Definite relapse. We shall never get far at this rate.’ The report for the next week, however, is more encouraging: ‘Brenda much brighter. Went through last time’s list without much trouble’.

“During a dictation test Michael produced the following: ‘Mi deg cet his lug on an open ten’ and ‘I sra har ran bie in the wet’.

“He had a similar programme to Brenda, being gradually introduced to the ‘noises’ made by different vowel sounds. In later sessions, when he was aged about 11 and I could ask him to spell long words such as ‘discrimination’, I found that in the case of four or five-syllable words he could not even say them without confusion, let alone spell them... “It was not until many years later that I realised becoming ‘tied up’ when saying certain long words could be an indicator of dyslexia. Looking back, I am now aware that there were many interesting points about Brenda’s and Michael’s spelling errors whose significance I did not appreciate at the time.

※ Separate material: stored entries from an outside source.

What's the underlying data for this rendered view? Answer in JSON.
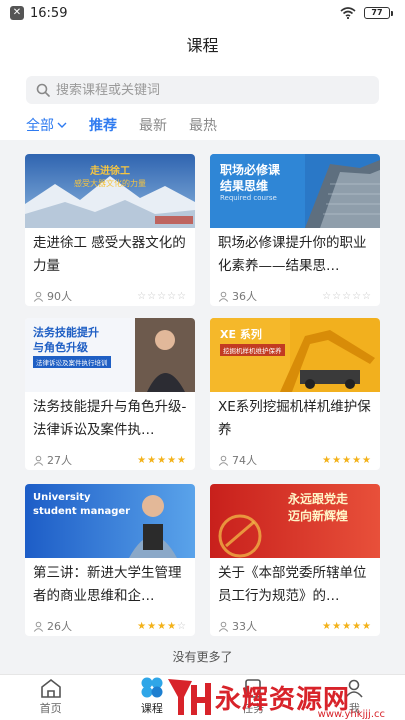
{
  "status": {
    "time": "16:59",
    "battery": "77"
  },
  "header": {
    "title": "课程"
  },
  "search": {
    "placeholder": "搜索课程或关键词"
  },
  "filters": {
    "all_label": "全部",
    "tabs": [
      "推荐",
      "最新",
      "最热"
    ]
  },
  "courses": [
    {
      "title": "走进徐工 感受大器文化的力量",
      "learners": "90人",
      "rating": 0,
      "banner_text": [
        "走进徐工",
        "感受大器文化的力量"
      ]
    },
    {
      "title": "职场必修课提升你的职业化素养——结果思…",
      "learners": "36人",
      "rating": 0,
      "banner_text": [
        "职场必修课",
        "结果思维",
        "Required course"
      ]
    },
    {
      "title": "法务技能提升与角色升级-法律诉讼及案件执…",
      "learners": "27人",
      "rating": 5,
      "banner_text": [
        "法务技能提升",
        "与角色升级",
        "法律诉讼及案件执行培训"
      ]
    },
    {
      "title": "XE系列挖掘机样机维护保养",
      "learners": "74人",
      "rating": 5,
      "banner_text": [
        "XE 系列",
        "挖掘机样机维护保养"
      ]
    },
    {
      "title": "第三讲：新进大学生管理者的商业思维和企…",
      "learners": "26人",
      "rating": 4,
      "banner_text": [
        "University",
        "student manager"
      ]
    },
    {
      "title": "关于《本部党委所辖单位员工行为规范》的…",
      "learners": "33人",
      "rating": 5,
      "banner_text": [
        "永远跟党走",
        "迈向新辉煌"
      ]
    }
  ],
  "footer": {
    "no_more": "没有更多了"
  },
  "tabbar": {
    "items": [
      "首页",
      "课程",
      "任务",
      "我"
    ]
  },
  "overlay_logo": {
    "text": "永辉资源网",
    "url": "www.yhkjjj.cc"
  },
  "colors": {
    "accent": "#2f7bf0",
    "star": "#f3b21a",
    "logo_red": "#d8232a"
  }
}
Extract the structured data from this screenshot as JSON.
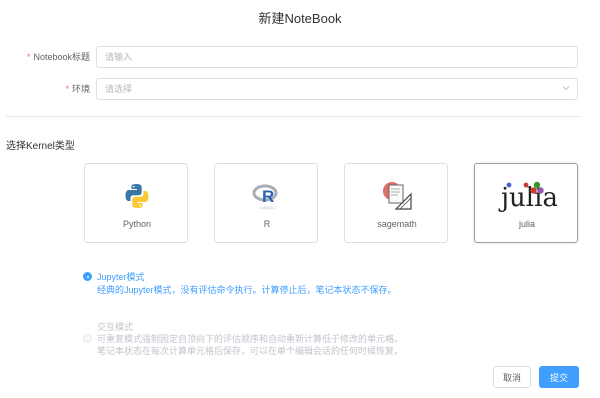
{
  "dialog": {
    "title": "新建NoteBook"
  },
  "form": {
    "notebook_title": {
      "label": "Notebook标题",
      "placeholder": "请输入",
      "value": ""
    },
    "environment": {
      "label": "环境",
      "placeholder": "请选择",
      "value": ""
    }
  },
  "kernel_section": {
    "title": "选择Kernel类型",
    "kernels": [
      {
        "name": "Python",
        "icon": "python-logo-icon",
        "selected": false
      },
      {
        "name": "R",
        "icon": "r-logo-icon",
        "selected": false
      },
      {
        "name": "sagemath",
        "icon": "sagemath-logo-icon",
        "selected": false
      },
      {
        "name": "julia",
        "icon": "julia-logo-icon",
        "selected": true
      }
    ]
  },
  "modes": {
    "jupyter": {
      "title": "Jupyter模式",
      "desc": "经典的Jupyter模式，没有评估命令执行。计算停止后，笔记本状态不保存。",
      "checked": true
    },
    "interactive": {
      "title": "交互模式",
      "desc_line1": "可重复模式强制固定自顶向下的评估顺序和自动重新计算低于修改的单元格。",
      "desc_line2": "笔记本状态在每次计算单元格后保存，可以在单个编辑会话的任何时候恢复。",
      "checked": false,
      "disabled": true
    }
  },
  "footer": {
    "cancel_label": "取消",
    "submit_label": "提交"
  },
  "colors": {
    "primary": "#409eff",
    "required": "#f56c6c",
    "border": "#dcdfe6"
  }
}
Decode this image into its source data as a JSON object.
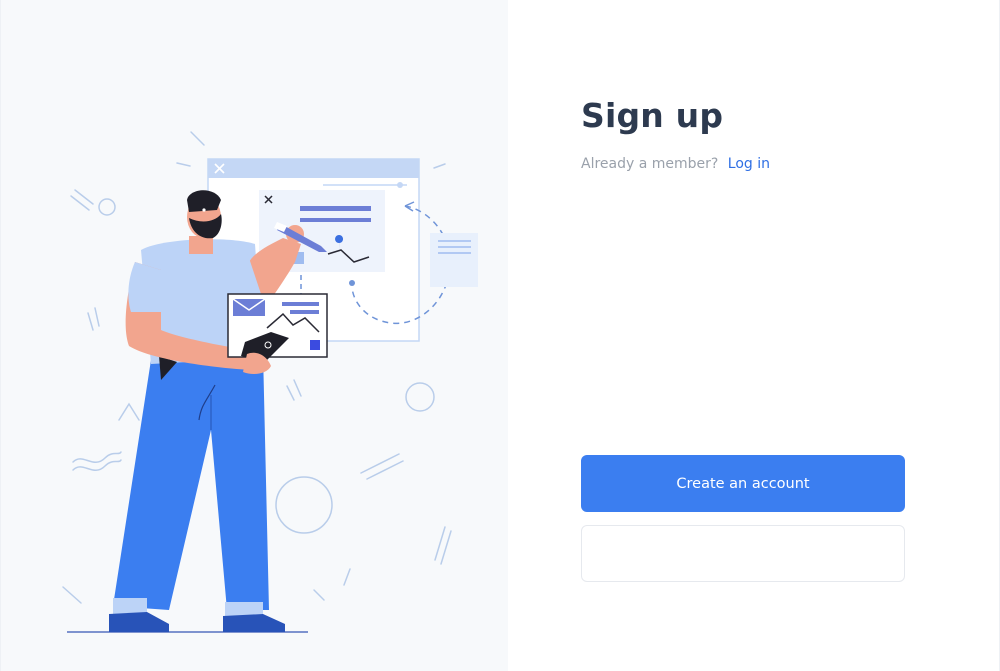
{
  "signup": {
    "title": "Sign up",
    "member_prompt": "Already a member?",
    "login_label": "Log in",
    "create_account_label": "Create an account",
    "secondary_label": ""
  },
  "colors": {
    "primary": "#3b7ef0",
    "link": "#2f6fe4",
    "title": "#2d3a4f",
    "muted": "#9aa1ab",
    "illustration_bg": "#f7f9fb"
  },
  "illustration": {
    "icons": [
      "person-with-phone-illustration",
      "browser-window-icon",
      "map-pin-icon",
      "envelope-icon",
      "close-icon"
    ]
  }
}
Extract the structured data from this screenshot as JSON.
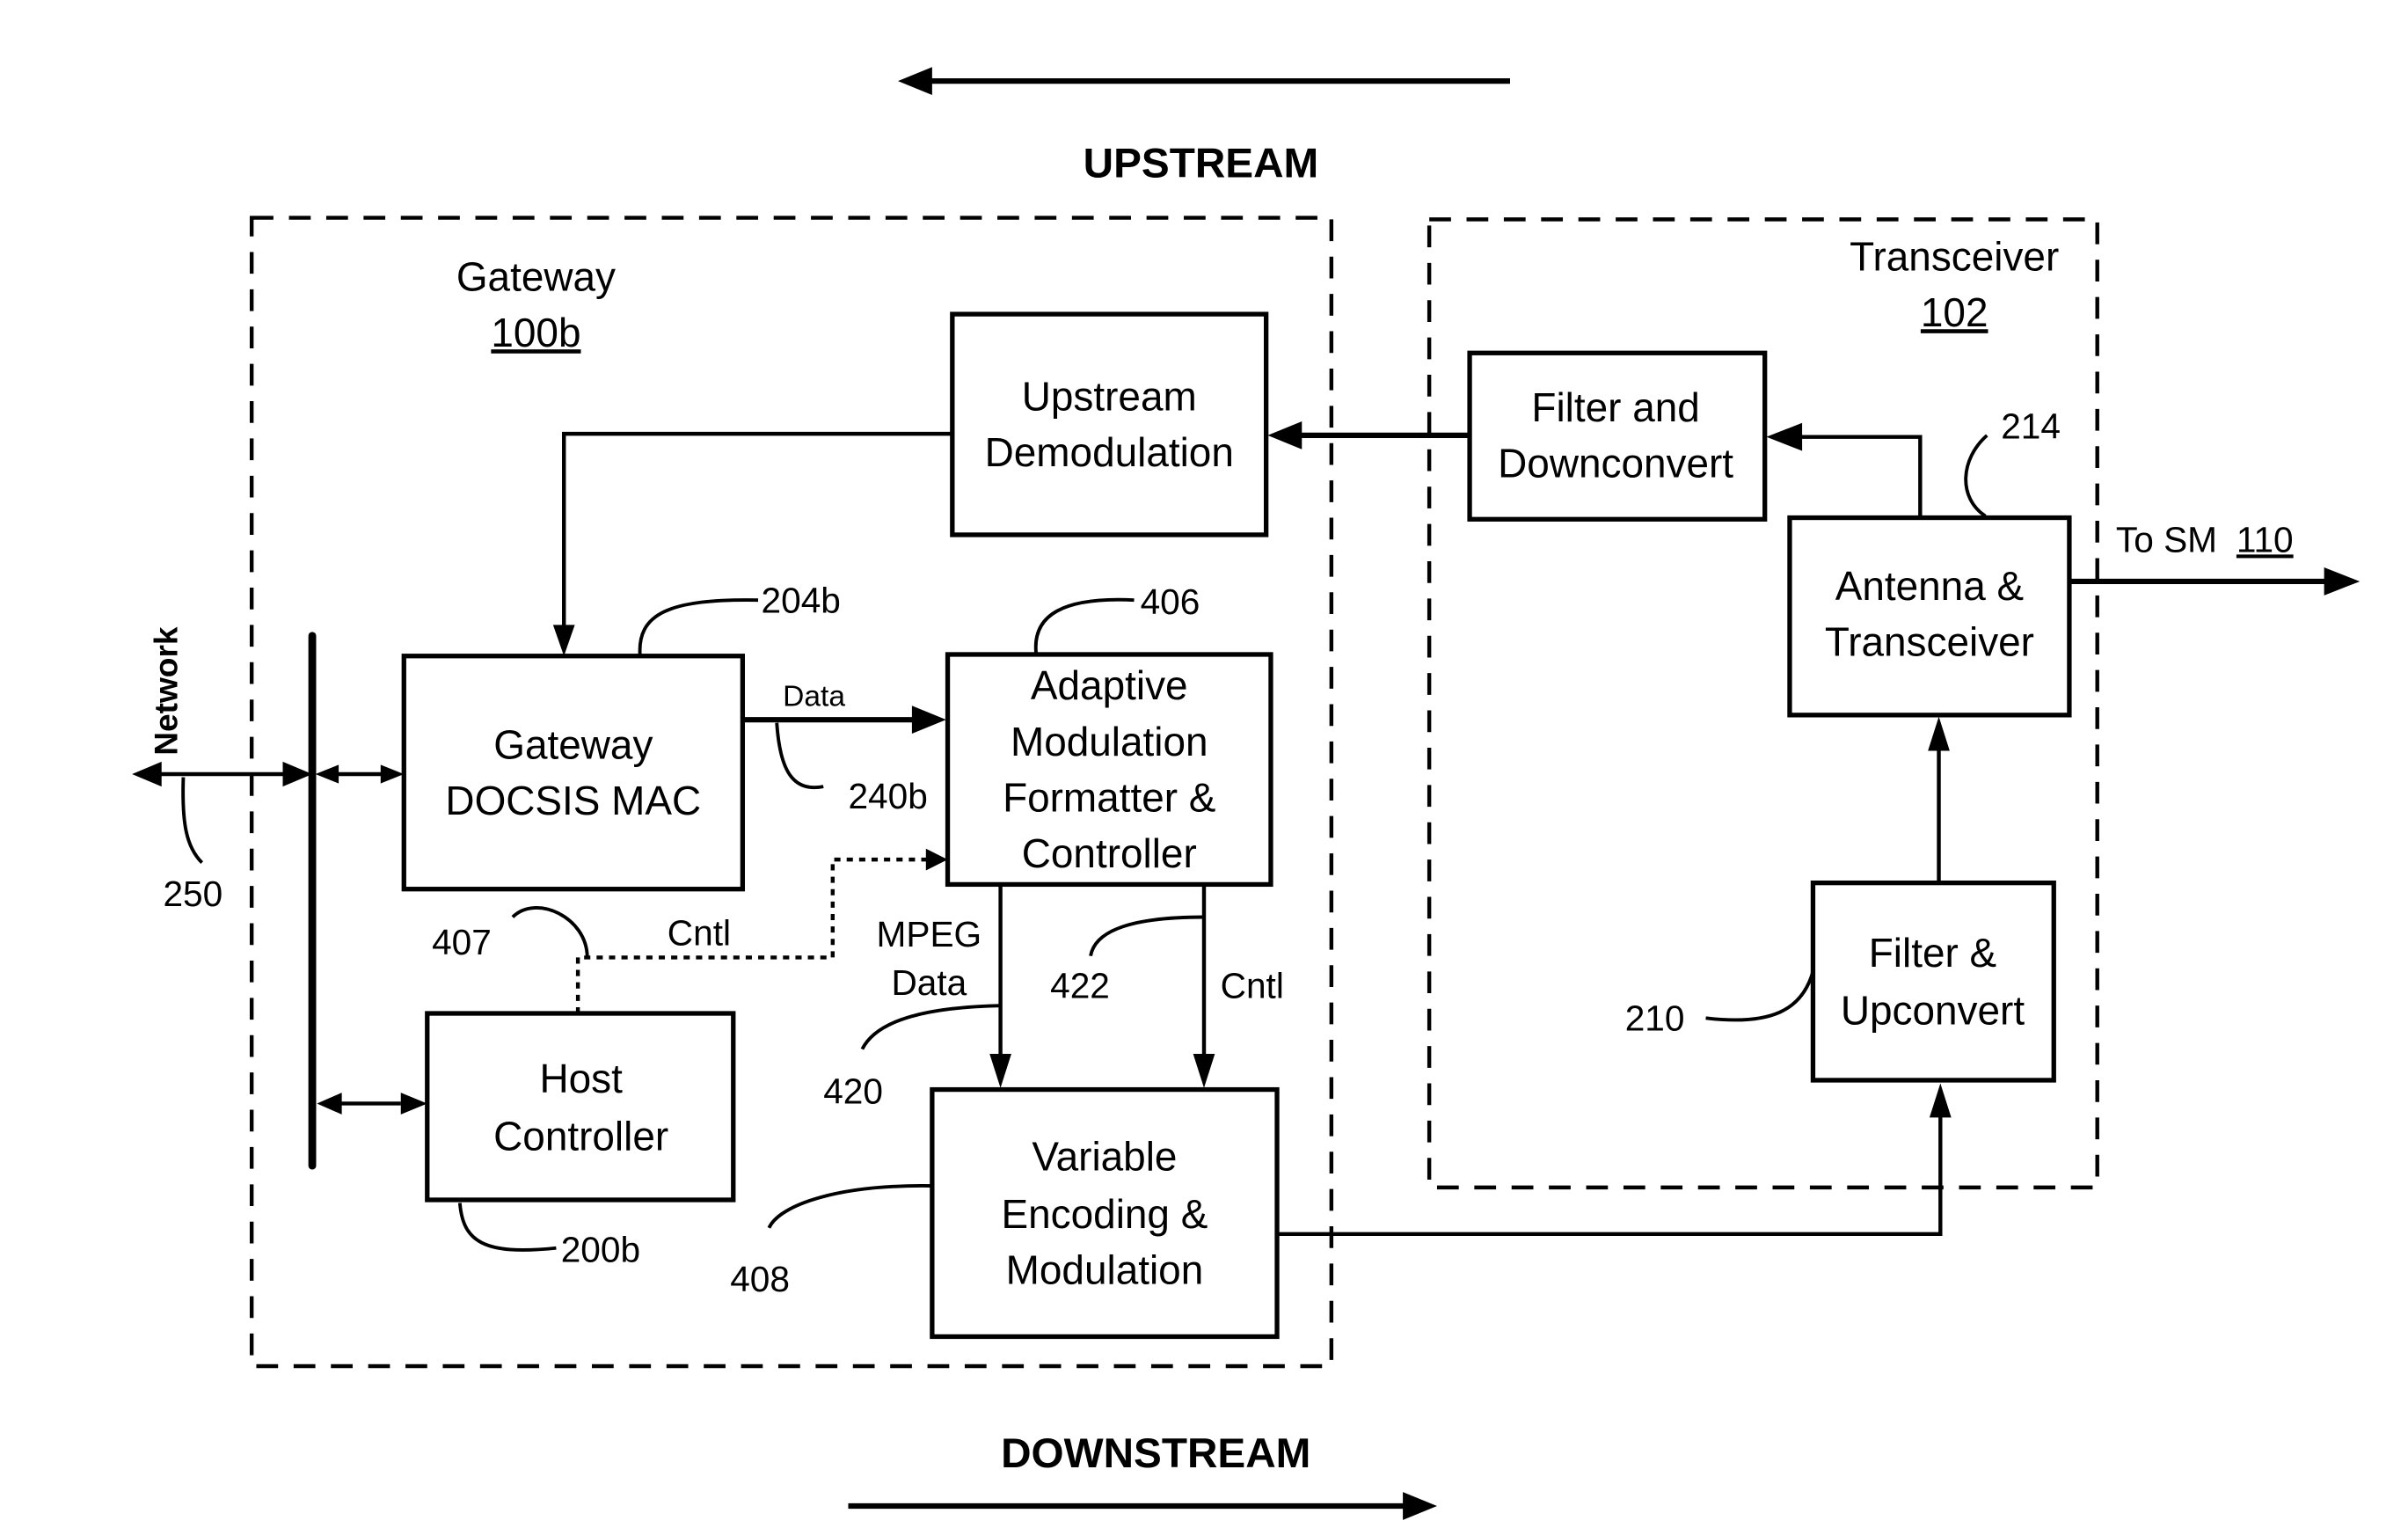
{
  "directions": {
    "upstream": "UPSTREAM",
    "downstream": "DOWNSTREAM"
  },
  "groups": {
    "gateway": {
      "title": "Gateway",
      "ref": "100b"
    },
    "transceiver": {
      "title": "Transceiver",
      "ref": "102"
    }
  },
  "blocks": {
    "upstream_demod": {
      "line1": "Upstream",
      "line2": "Demodulation"
    },
    "docsis_mac": {
      "line1": "Gateway",
      "line2": "DOCSIS MAC"
    },
    "adaptive_mod": {
      "line1": "Adaptive",
      "line2": "Modulation",
      "line3": "Formatter &",
      "line4": "Controller"
    },
    "host_controller": {
      "line1": "Host",
      "line2": "Controller"
    },
    "variable_enc": {
      "line1": "Variable",
      "line2": "Encoding &",
      "line3": "Modulation"
    },
    "filter_down": {
      "line1": "Filter and",
      "line2": "Downconvert"
    },
    "antenna": {
      "line1": "Antenna &",
      "line2": "Transceiver"
    },
    "filter_up": {
      "line1": "Filter &",
      "line2": "Upconvert"
    }
  },
  "signals": {
    "data": "Data",
    "cntl_dotted": "Cntl",
    "mpeg_line1": "MPEG",
    "mpeg_line2": "Data",
    "cntl_down": "Cntl",
    "network": "Network",
    "to_sm_prefix": "To SM",
    "to_sm_ref": "110"
  },
  "refs": {
    "r204b": "204b",
    "r406": "406",
    "r240b": "240b",
    "r250": "250",
    "r407": "407",
    "r422": "422",
    "r420": "420",
    "r200b": "200b",
    "r408": "408",
    "r214": "214",
    "r210": "210"
  }
}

“The commonly accepted view nowadays is that dyslexics have a deficit in the area of phonology, that is in the recognising, remembering and ordering of speech sounds. That idea had not yet come to the fore; nor had the concept of multisensory teaching. But in so far as I trained Michael and Brenda to pay attention to their tongue, lip and mouth movements as they said the words, I was in a sense giving them multisensory teaching without realising it.”